アイコン 監査法人、過失責任問題(1)

かって山一證券・カネボウ事件などで中央青山監査法人は解体させられたが、東北文化大学の補助金不正受給事件において監査法人の監査責任問題が、法廷の場で争われ、監査法人の過失責任が4月13日地裁段階ではあるが認められた。

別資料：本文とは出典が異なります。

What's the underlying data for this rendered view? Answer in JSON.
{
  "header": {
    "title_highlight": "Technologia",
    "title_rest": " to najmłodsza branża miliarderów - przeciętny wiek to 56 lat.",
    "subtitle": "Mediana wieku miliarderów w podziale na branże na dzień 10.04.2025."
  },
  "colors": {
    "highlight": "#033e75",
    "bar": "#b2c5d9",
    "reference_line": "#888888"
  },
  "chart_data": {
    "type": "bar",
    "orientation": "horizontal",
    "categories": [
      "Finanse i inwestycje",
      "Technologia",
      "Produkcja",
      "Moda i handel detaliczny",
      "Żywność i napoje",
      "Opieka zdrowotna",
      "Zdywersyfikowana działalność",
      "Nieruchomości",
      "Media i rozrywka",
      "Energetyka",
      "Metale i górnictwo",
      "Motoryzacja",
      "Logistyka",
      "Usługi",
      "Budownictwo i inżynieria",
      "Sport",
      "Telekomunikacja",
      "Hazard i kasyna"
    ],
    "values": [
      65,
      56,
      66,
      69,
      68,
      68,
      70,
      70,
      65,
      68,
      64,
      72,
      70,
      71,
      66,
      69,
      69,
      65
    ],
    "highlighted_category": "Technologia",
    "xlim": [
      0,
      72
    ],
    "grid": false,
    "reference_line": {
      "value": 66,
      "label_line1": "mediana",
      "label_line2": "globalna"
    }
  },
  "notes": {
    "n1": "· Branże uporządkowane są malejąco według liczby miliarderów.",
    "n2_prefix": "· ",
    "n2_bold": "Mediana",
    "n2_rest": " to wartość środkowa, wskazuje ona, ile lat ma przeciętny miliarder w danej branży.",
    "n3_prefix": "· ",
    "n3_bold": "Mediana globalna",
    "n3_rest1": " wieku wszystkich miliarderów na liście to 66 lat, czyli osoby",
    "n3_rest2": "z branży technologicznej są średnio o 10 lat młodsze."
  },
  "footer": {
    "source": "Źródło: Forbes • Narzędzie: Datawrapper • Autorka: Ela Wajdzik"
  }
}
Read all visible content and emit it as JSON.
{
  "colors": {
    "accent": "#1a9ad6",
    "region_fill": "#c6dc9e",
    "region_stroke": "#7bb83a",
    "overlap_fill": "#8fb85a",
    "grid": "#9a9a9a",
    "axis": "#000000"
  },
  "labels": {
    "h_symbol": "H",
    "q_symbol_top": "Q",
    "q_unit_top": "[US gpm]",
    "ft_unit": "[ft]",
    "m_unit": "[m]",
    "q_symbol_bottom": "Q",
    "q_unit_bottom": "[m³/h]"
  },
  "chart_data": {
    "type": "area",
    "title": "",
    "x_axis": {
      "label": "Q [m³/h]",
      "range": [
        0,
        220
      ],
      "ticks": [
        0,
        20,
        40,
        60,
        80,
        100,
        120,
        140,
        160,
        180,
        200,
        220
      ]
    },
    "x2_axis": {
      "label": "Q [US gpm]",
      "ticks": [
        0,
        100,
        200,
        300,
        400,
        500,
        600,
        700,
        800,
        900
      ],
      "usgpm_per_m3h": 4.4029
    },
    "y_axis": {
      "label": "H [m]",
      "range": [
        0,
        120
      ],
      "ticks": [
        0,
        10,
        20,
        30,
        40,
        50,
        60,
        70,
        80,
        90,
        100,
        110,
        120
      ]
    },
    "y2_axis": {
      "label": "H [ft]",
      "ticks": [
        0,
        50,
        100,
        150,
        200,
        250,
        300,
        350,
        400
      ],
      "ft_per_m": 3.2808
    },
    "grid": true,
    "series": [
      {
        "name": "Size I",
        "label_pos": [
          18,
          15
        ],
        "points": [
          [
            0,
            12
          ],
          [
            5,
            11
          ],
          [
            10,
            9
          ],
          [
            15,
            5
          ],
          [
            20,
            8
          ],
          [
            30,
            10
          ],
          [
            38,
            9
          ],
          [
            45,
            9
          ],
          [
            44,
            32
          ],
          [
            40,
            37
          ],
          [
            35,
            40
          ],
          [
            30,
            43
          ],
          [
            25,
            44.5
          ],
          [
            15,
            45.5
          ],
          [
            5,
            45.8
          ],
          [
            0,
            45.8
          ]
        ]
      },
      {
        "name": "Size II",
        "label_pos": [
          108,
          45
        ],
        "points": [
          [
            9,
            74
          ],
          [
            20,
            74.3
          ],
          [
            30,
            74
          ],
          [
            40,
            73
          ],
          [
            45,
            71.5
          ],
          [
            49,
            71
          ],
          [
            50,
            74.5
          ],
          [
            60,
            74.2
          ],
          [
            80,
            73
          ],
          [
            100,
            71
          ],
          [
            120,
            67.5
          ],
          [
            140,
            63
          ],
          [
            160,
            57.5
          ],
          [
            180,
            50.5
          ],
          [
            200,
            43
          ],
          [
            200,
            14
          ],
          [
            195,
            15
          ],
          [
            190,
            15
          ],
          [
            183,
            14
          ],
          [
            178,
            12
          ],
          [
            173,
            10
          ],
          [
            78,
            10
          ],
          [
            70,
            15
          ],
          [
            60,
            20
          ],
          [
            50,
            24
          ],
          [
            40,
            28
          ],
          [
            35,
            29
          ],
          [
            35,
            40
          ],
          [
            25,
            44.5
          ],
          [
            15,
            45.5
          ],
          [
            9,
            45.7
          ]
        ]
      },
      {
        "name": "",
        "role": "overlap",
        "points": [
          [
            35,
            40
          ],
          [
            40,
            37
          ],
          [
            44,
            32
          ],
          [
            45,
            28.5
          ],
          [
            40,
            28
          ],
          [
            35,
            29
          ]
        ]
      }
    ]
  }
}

今回の問題は、不正受給の根拠である大学側の財務書類の虚偽報告書監査責任問題。当大学の財務書類はセンチュリー監査法人(現、新日本監査法人)より適正報告がなされ、大学側からの補助金申請に基づき仙台市が8億10百万円支払った事件。大学側の虚偽は、大学側が受給してから判明している。財務書類の虚偽内容は、簿外負債の存在のチェックミスや寄付金の架空計上であり、監査法人が適正に監査していたならば簡単に判明するものであった。裁判では監査法人の過失を認め受給額の残額7億80百万円をセンチュリー監査法人が支払う判決内容となっている。

 
監査法人は、上場企業以外に監査契約する企業が少なく、仕事の割には儲からない商売である。しかし金融のグローバル化と称して四半期ごとに監査する動きになっており、監査法人にとっては収入の面でラッキーであろう。四半期ごとに監査法人は被監査人から監査報酬を受け取り、今後少しは儲かることになる。しかし仕事をしない大手監査法人の役員様は儲かるが、実務を担当する下っ端の公認会計士や士補は、仕事量が増えるばかり増え、何れの世界でも一緒である。
監査法人の不正や過失は、被監査人から報酬をもらうことにより発生する。三波春夫流にいえば「お客様は神様」であり、厳しく監査すれば監査契約を解除される恐れさえある。 
第3者に対して専門的立場で財務諸表の適正意見を法的にも意見することが出来る存在である監査法人の営業システムの現実こそが問題であろう。